Nearly everyone contributes in some way to one or more of these records and this adds to the variety of style and texture of the information and perspectives. And for those of us who know the place well it is a treasure trove of memories, ideas and even beauty. But this year the electronic revolution has kicked in. First we have a digital camera that has enabled the youngsters to create a PowerPoint presentation of the holiday. Then a video camera means that we have over an hour of moving images (including climbing, swimming, cricket, a rope slide and horse-riding).

Last Thursday the lounge was full of our extended family eagerly watching this video, shot and edited by one of the youngsters. There was a great, almost party, atmosphere, with plenty of laughter and fun. We’ll share it with the wider family on at least three special occasions in the coming year.

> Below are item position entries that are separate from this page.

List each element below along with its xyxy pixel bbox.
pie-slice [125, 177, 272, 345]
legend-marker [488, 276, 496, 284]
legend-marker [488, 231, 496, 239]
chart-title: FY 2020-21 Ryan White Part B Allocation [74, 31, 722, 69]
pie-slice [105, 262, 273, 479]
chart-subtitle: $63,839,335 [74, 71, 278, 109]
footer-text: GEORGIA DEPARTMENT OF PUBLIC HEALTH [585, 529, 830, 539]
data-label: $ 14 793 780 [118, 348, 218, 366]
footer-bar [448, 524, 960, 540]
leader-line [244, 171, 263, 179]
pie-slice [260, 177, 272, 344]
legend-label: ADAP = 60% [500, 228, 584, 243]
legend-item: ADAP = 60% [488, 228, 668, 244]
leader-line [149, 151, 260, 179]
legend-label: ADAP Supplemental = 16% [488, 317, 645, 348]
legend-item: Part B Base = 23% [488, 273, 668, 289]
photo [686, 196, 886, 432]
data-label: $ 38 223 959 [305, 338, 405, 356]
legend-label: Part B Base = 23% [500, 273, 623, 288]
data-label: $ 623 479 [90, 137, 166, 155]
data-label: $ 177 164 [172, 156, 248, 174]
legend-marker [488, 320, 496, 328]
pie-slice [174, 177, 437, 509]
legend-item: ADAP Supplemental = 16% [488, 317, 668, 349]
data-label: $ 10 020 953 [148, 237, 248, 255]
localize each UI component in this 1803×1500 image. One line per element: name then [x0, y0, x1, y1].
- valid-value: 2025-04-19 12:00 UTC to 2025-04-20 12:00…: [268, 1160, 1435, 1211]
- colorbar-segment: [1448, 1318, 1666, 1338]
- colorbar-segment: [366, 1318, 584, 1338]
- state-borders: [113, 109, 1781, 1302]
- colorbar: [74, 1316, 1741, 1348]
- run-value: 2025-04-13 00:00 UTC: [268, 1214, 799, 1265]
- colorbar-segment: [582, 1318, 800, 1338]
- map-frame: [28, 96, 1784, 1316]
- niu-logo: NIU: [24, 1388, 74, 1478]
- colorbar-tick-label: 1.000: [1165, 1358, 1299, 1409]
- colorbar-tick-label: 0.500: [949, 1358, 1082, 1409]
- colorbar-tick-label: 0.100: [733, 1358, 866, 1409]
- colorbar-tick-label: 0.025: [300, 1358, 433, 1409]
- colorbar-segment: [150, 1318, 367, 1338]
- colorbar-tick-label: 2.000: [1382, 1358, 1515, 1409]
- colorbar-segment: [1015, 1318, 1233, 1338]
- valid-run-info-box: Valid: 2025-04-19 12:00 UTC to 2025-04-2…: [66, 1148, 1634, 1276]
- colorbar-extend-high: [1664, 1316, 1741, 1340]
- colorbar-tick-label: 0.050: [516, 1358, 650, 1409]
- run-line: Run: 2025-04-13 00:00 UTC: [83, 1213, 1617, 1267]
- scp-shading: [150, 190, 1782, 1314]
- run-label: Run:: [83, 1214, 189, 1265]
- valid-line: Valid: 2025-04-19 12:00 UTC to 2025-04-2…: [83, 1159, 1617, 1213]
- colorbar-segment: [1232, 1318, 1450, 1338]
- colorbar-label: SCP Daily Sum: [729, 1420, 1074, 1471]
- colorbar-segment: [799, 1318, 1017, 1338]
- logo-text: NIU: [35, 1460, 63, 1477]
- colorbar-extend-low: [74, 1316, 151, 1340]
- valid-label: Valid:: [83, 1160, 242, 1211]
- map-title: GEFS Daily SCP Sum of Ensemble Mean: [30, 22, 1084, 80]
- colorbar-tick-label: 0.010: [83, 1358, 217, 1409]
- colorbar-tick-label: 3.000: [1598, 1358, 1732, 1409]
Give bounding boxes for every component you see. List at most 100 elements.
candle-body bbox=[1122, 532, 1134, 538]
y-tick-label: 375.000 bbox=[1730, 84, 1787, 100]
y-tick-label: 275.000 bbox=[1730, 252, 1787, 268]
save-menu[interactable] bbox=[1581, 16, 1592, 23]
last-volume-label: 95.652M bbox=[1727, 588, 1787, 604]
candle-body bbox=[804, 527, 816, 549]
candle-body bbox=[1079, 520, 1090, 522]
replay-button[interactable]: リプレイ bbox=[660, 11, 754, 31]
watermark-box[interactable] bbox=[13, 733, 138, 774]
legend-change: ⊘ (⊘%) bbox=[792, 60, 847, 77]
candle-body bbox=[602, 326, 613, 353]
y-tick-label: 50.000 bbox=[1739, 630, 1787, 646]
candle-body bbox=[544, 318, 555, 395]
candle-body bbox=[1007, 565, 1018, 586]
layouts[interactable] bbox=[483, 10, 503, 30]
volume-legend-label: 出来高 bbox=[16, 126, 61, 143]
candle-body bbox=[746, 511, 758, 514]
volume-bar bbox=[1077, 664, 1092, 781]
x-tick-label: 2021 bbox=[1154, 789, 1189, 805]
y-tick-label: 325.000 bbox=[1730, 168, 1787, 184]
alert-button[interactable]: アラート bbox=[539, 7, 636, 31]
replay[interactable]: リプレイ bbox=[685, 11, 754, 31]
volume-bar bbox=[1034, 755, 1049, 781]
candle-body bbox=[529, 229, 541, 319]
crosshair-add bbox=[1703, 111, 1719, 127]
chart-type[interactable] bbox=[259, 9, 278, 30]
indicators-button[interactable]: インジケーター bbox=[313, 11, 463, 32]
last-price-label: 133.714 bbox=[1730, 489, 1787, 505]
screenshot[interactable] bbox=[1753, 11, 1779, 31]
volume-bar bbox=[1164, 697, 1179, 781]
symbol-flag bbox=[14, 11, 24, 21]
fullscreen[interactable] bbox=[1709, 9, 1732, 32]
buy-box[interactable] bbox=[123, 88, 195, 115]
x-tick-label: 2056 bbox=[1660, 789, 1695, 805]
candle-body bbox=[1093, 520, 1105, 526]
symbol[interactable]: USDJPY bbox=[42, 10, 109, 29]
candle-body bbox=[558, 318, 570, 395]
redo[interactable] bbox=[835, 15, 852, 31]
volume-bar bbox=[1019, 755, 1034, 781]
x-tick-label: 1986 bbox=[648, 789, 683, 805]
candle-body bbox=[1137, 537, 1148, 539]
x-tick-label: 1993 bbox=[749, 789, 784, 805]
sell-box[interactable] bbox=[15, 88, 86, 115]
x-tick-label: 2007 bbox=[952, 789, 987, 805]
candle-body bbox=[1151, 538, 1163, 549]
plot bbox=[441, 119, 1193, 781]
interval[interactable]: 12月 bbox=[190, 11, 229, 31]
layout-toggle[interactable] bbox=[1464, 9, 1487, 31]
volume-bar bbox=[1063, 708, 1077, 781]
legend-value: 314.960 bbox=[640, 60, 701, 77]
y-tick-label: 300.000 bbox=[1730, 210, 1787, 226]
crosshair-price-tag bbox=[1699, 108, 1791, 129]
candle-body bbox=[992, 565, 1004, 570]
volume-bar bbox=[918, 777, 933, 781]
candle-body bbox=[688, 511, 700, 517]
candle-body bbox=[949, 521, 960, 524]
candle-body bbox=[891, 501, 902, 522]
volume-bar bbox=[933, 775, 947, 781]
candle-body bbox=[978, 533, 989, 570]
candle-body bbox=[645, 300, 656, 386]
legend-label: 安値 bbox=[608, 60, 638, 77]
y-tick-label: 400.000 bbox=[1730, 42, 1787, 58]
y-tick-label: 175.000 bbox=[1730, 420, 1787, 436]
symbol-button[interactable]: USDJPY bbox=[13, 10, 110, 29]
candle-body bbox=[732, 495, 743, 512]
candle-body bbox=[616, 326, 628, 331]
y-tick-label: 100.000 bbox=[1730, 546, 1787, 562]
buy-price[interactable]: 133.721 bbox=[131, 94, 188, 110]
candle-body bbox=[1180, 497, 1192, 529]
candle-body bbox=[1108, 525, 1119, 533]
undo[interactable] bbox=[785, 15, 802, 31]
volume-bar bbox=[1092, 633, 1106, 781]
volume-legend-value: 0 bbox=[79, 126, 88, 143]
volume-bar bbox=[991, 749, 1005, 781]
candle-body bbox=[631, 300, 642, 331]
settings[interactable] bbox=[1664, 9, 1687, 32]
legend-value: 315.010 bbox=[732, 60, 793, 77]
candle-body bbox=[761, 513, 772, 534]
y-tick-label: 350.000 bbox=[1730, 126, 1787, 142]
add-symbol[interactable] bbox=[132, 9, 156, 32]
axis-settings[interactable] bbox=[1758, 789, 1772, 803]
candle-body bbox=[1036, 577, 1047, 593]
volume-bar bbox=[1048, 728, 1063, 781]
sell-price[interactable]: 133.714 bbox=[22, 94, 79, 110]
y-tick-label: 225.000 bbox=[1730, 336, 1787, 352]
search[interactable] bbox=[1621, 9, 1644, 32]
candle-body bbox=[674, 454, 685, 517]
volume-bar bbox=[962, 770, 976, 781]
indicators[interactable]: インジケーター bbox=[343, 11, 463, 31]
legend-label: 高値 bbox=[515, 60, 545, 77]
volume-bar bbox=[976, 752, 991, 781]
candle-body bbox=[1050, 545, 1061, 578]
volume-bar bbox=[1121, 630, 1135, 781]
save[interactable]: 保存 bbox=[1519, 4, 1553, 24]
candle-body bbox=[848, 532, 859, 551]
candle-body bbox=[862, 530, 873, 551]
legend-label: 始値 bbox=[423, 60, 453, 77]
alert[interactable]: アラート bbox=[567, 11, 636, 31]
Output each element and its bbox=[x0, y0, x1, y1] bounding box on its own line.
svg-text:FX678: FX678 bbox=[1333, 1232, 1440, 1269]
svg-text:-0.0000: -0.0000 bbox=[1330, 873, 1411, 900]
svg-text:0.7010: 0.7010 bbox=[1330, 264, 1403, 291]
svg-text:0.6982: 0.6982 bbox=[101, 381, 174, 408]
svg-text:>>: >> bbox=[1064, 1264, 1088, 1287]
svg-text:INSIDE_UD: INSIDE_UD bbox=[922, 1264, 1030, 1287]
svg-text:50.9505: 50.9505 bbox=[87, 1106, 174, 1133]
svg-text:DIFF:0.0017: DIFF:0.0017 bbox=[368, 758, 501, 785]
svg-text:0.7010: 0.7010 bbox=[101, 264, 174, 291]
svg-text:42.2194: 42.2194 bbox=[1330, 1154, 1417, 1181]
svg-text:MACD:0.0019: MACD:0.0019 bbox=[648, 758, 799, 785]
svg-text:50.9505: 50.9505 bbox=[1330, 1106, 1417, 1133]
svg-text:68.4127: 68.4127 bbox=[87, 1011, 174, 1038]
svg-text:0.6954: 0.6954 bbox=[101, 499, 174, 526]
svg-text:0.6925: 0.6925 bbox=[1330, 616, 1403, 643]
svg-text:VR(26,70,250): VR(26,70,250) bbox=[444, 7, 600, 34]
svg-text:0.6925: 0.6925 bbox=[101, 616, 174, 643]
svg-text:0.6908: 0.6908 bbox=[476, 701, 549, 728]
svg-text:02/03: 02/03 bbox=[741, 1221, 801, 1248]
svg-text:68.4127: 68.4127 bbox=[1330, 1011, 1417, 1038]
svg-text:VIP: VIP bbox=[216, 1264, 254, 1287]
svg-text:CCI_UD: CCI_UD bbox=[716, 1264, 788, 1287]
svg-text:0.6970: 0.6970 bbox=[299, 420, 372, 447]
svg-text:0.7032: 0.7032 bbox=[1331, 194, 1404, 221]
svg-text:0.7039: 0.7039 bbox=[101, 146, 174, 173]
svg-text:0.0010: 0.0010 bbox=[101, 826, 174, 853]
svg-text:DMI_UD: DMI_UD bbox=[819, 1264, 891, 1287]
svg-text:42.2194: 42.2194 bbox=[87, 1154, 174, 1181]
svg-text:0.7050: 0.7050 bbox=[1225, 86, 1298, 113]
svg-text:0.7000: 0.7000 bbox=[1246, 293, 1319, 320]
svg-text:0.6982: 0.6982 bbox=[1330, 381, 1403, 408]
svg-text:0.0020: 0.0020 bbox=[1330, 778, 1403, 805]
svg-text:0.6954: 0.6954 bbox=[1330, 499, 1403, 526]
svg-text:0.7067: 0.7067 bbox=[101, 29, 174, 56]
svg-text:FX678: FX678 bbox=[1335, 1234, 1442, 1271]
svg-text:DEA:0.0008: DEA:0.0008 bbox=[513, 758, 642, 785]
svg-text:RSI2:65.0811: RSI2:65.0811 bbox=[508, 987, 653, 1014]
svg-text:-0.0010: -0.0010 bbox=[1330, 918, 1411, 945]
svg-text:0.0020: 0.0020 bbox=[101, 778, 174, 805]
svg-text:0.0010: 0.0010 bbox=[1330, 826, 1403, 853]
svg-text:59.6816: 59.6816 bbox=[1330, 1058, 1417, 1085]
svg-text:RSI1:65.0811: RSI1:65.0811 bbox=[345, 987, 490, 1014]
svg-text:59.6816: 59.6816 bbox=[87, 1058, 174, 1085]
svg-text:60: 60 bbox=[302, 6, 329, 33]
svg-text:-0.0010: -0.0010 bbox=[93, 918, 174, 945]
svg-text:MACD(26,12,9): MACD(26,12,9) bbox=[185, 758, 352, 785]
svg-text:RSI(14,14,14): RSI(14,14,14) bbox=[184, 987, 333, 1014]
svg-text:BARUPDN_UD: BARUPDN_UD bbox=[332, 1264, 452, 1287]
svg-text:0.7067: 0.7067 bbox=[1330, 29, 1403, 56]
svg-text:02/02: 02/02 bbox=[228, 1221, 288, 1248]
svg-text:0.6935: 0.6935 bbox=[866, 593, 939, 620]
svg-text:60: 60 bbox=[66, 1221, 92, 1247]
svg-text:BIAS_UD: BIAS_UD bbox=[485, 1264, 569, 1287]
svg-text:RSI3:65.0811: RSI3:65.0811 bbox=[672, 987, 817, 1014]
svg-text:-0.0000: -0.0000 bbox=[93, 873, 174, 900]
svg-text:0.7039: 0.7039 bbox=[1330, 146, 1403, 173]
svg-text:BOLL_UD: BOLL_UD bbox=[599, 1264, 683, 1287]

And it’s very common to find youngsters reading Links either singly or in a group. Links goes back to 1900 so there is plenty of scope for finding out about the story of Mill Grove and your own life-story as it emerges through this comprehensive record. But it’s also good to get to know more about others who are significant in your life, and to discover how the place itself and patterns of life within it have changed over the years.

As for what this means, I guess it’s something to do with the significance that information that is put together by members of a group simply because it’s fun to do so. The youngsters play an active part in the whole process. This means that it is likely to be not only of more interest to those people in years to come, but more reliable, more enjoyable and more valuable than formal or individual records.

It’s also about the fact that our personal identity develops within the context of groups and so this sort of information allows a person to trace the social as well as the physical context in which they grew up.

Yesterday I learned that fifteen years ago I still had a beard when I was sure I had been clean-shaven for a quarter of a century at least. Strange how your memory plays tricks on you! I wonder what else I might have forgotten. It was, of course, the children who pointed it out to me. Somehow I don’t think I would have noted this in a life-story book!